Aucune différence moyenne n’a été détectée entre les deux groupes. Les deux groupes ont réussi à préserver leurs activités physiques et quotidiennes selon les critères de jugement principaux : échelle de handicap Oswestry (ODI), de fonctionnement (échelle fonctionnelle spécifique au patient), échelle de capacité de travail (work ability Index). On a observé aussi une réduction significative (p<0,05) de l’intensité de la douleur du soir au sein des deux groupes : acupuncture -0,96 (intervalle de confiance IC à 95% : -1,91 à -0,01 ; p=0,049), TENS -1,29 (IC à 95 % : -2,13 à -0,44 ; p=0,003).

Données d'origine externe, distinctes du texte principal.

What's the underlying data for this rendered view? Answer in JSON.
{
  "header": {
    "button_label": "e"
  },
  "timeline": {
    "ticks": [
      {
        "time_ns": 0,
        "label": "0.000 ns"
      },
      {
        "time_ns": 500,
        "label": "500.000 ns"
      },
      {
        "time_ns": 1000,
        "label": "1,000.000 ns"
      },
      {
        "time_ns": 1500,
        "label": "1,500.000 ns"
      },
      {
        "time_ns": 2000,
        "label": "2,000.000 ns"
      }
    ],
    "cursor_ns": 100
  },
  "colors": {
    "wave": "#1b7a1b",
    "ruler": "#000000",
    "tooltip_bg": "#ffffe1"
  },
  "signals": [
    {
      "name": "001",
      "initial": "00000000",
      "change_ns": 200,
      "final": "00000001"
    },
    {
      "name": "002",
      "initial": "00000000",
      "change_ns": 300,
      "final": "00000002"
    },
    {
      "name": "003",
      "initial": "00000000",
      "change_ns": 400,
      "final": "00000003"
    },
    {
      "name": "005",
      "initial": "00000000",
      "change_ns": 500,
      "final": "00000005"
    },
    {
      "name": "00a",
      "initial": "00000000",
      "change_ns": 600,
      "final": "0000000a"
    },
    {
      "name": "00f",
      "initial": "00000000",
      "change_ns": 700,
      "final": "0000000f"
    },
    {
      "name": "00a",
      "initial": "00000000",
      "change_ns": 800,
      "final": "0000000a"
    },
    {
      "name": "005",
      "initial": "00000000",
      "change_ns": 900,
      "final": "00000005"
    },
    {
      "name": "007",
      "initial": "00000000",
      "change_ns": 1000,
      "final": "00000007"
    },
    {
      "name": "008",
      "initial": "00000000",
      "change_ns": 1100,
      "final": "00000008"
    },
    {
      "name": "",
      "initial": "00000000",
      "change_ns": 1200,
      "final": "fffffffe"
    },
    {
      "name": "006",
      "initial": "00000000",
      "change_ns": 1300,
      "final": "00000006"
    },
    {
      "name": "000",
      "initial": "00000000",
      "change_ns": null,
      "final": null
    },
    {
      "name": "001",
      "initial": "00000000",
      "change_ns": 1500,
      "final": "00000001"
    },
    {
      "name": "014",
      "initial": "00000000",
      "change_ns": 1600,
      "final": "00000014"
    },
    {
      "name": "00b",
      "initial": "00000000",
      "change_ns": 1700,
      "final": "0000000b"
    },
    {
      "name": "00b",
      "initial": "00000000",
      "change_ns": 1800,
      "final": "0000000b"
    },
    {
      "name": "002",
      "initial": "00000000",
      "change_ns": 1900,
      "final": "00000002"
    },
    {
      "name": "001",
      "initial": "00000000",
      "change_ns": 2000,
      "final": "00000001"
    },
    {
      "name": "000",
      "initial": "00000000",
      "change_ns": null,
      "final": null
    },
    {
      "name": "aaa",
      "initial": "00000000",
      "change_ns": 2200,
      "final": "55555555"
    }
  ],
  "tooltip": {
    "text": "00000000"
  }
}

Même chose sur la préoccupation vis-à-vis de la douleur : acupuncture : -1,44 (IC à 95% : -2,31 à -0,57 ; p=0,0012), TENS : -1,99 (IC à 95 % -2,81 à -1,17 ; p<0,0001). En conclusion, le traitement des douleurs de la ceinture pelvienne aussi bien par TENS que par acupuncture soulage le handicap et améliore l’activité physique tout comme les algies et les inquiétudes à l’égard de la douleur. L’une ou l’autre intervention pourrait être recommandée comme alternative non pharmacologique antalgique et pourrait permettre aux femmes enceintes de rester actives. Toutefois, le groupe d’acupuncture a montré une plus grande satisfaction à l’égard du traitement par rapport au TENS sans doute lié au fait que dans ce groupe, il y avait un suivi régulier et empathique qui n’existait pas chez les femmes qui se traitaient elles-mêmes par TENS à la maison. Il serait alors judicieux de réaliser un ECR comparant TENS versus électroacupuncture (stimulation percutanée à travers les aiguilles) ou versus neurostimulation électrique transcutanée appliquée sur le point même d’acupuncture (TEAS).

 

Figure 1. Le dispositif TENS (Cefar Primo PRO ; DJO Nordic AB, Malmö, Suède) utilisé pour l’étude.

 

 

 

[1]. Stéphan JM. Acupuncture autour de la naissance : bases scientifiques et état des lieux dans les nausées et le syndrome de Lacomme. Acupuncture & Moxibustion. 2009;8(2):86-93.

[2]. Stéphan JM. Obstétrique et acupuncture factuelle. Quel niveau de preuve en 2015 ? Acupuncture & Moxibustion. 2015;14(4):285-291.

[3]. Les ECR pragmatiques cherchent à vérifier l’efficacité d’une thérapeutique en la comparant au traitement de référence habituel, ici dans ce cas précis l’acupuncture.

[4]. Svahn Ekdahl A, Fagevik Olsén M, Jendman T, Gutke A. Maintenance of physical activity level, functioning and health after non-pharmacological treatment of pelvic girdle pain with either transcutaneous electrical nerve stimulation or acupuncture: a randomised controlled trial. BMJ Open. 2021 Oct 1;11(10):e046314.